NHS Stop Smoking Services, combine psychological support and medication. Results for April 2012 to March 2013 showed that 724,247 people who had contact with the service had set a quit date. Four weeks later, 373,872 people had successfully quit (based on self-report) representing half of those who set a quit date.
'An offer of support and treatment' means offering a referral or self-referral to a local NHS Stop Smoking Service adviser (who might be a member of the practice team) plus pharmacotherapy. Where such support is not acceptable to the patient, an alternative form of brief support, such as follow-up appointments with a GP or practice nurse trained in smoking cessation, may be offered.

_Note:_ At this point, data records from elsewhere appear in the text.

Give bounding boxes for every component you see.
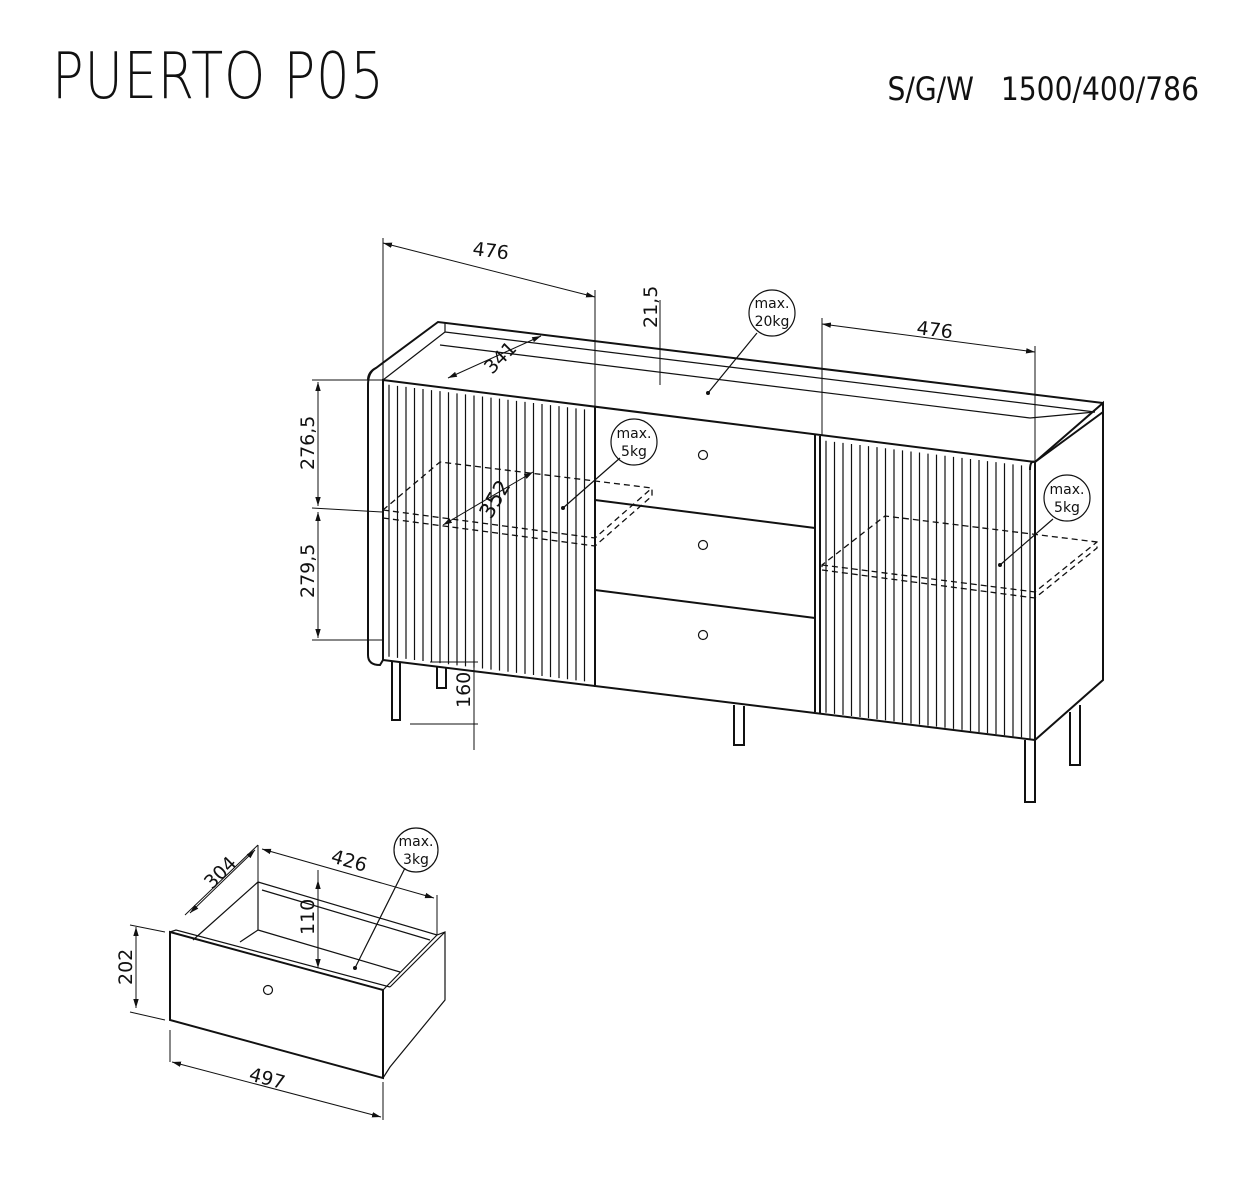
svg-text:20kg: 20kg	[755, 314, 790, 330]
dim-top-thickness: 21,5	[640, 286, 662, 328]
load-right-shelf-callout: max. 5kg	[998, 474, 1091, 567]
product-title: PUERTO P05	[52, 40, 385, 114]
overall-dimensions: S/G/W 1500/400/786	[887, 70, 1199, 108]
load-callouts: max. 20kg max. 5kg max. 5kg	[561, 289, 1091, 567]
dim-lower-height: 279,5	[297, 544, 319, 598]
svg-text:5kg: 5kg	[1054, 500, 1080, 516]
drawer-front-1	[594, 499, 816, 529]
legs	[391, 662, 1081, 803]
svg-text:max.: max.	[617, 426, 652, 442]
drawer-knob-3[interactable]	[697, 629, 709, 641]
drawer-knob-icon	[262, 984, 274, 996]
svg-text:max.: max.	[399, 834, 434, 850]
drawer-knob-1[interactable]	[697, 449, 709, 461]
dim-leg-height: 160	[453, 672, 475, 708]
dim-shelf-depth: 352	[475, 476, 516, 523]
fluted-doors	[388, 384, 1031, 739]
drawer-front-panel	[169, 930, 384, 1080]
cabinet-dimensions: 476 476 21,5 341 352 276,5 279,5 160	[297, 238, 1036, 750]
sideboard	[367, 320, 1104, 803]
svg-text:max.: max.	[1050, 482, 1085, 498]
drawer-detail: 304 426 110 202 497 max. 3kg	[115, 827, 446, 1120]
dim-drawer-inner-width: 426	[329, 846, 370, 877]
dim-right-door-width: 476	[915, 317, 954, 343]
svg-text:5kg: 5kg	[621, 444, 647, 460]
load-drawer-callout: max. 3kg	[353, 827, 439, 970]
dim-inner-depth: 341	[480, 337, 521, 378]
load-left-shelf-callout: max. 5kg	[561, 418, 658, 510]
dim-drawer-depth: 304	[200, 852, 241, 893]
drawer-front-2	[594, 589, 816, 619]
dim-drawer-height: 202	[115, 949, 137, 985]
load-top-callout: max. 20kg	[706, 289, 796, 395]
drawer-knob-2[interactable]	[697, 539, 709, 551]
front-outline	[382, 378, 1036, 742]
right-side-panel	[1029, 400, 1104, 741]
dim-drawer-inner-height: 110	[297, 899, 319, 935]
svg-text:max.: max.	[755, 296, 790, 312]
right-shelf	[821, 515, 1098, 599]
dim-upper-height: 276,5	[297, 416, 319, 470]
dim-left-door-width: 476	[471, 238, 510, 264]
svg-text:3kg: 3kg	[403, 852, 429, 868]
left-side-panel	[367, 367, 384, 667]
dim-drawer-front-width: 497	[247, 1064, 288, 1095]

The NICE public health guidance on smoking cessation states that healthcare professionals who advise on, or prescribe, NRT, varenicline or bupropion:
1. Offer NRT, varenicline or bupropion, as appropriate, to patients who are planning to stop smoking
2. Offer advice, encouragement and support, including referral to the NHS Stop Smoking Service
3. When deciding which therapies to use and in which order,discuss the options with the client, and take into account:
The guidance also states that managers and providers of NHS Stop Smoking Services:
1. Offer behavioural counselling, group therapy, pharmacotherapy, or a combination of treatments that have been proven to be effective.
2. Ensure clients receive behavioural support from a person who has had training and supervision that complies with the "Standard for training in smoking cessation treatments" or its updates
3. provide tailored advice, counselling and support, particularly to clients from minority ethnic and disadvantaged groups
4. Provides services in the language chosen by clients, wherever possible.
NICE public health guidance also states that stop smoking advisers and other healthcare practitioners who advise on, supply, or prescribe, pharmacotherapies should encourage people who are already using an unlicensed nicotine-containing product (such as unlicensed electronic cigarettes) to switch to a licensed product.
Due to the potential for ex-smokers to resume smoking within three years of cessation, it is good clinical practice to ask patients with a history of smoking their current smoking status and offer treatment and advice where necessary. It is also good practice to ask and record the smoking status of newly registered patients and to offer support and treatment where necessary.
For further information see NICE public health guidance 1, 10, 45 and 48.
SMOK 004.2 Reporting and verification
See indicator wording for requirement criteria.
There is no APDF calculation for SMOK003 and SMOK004.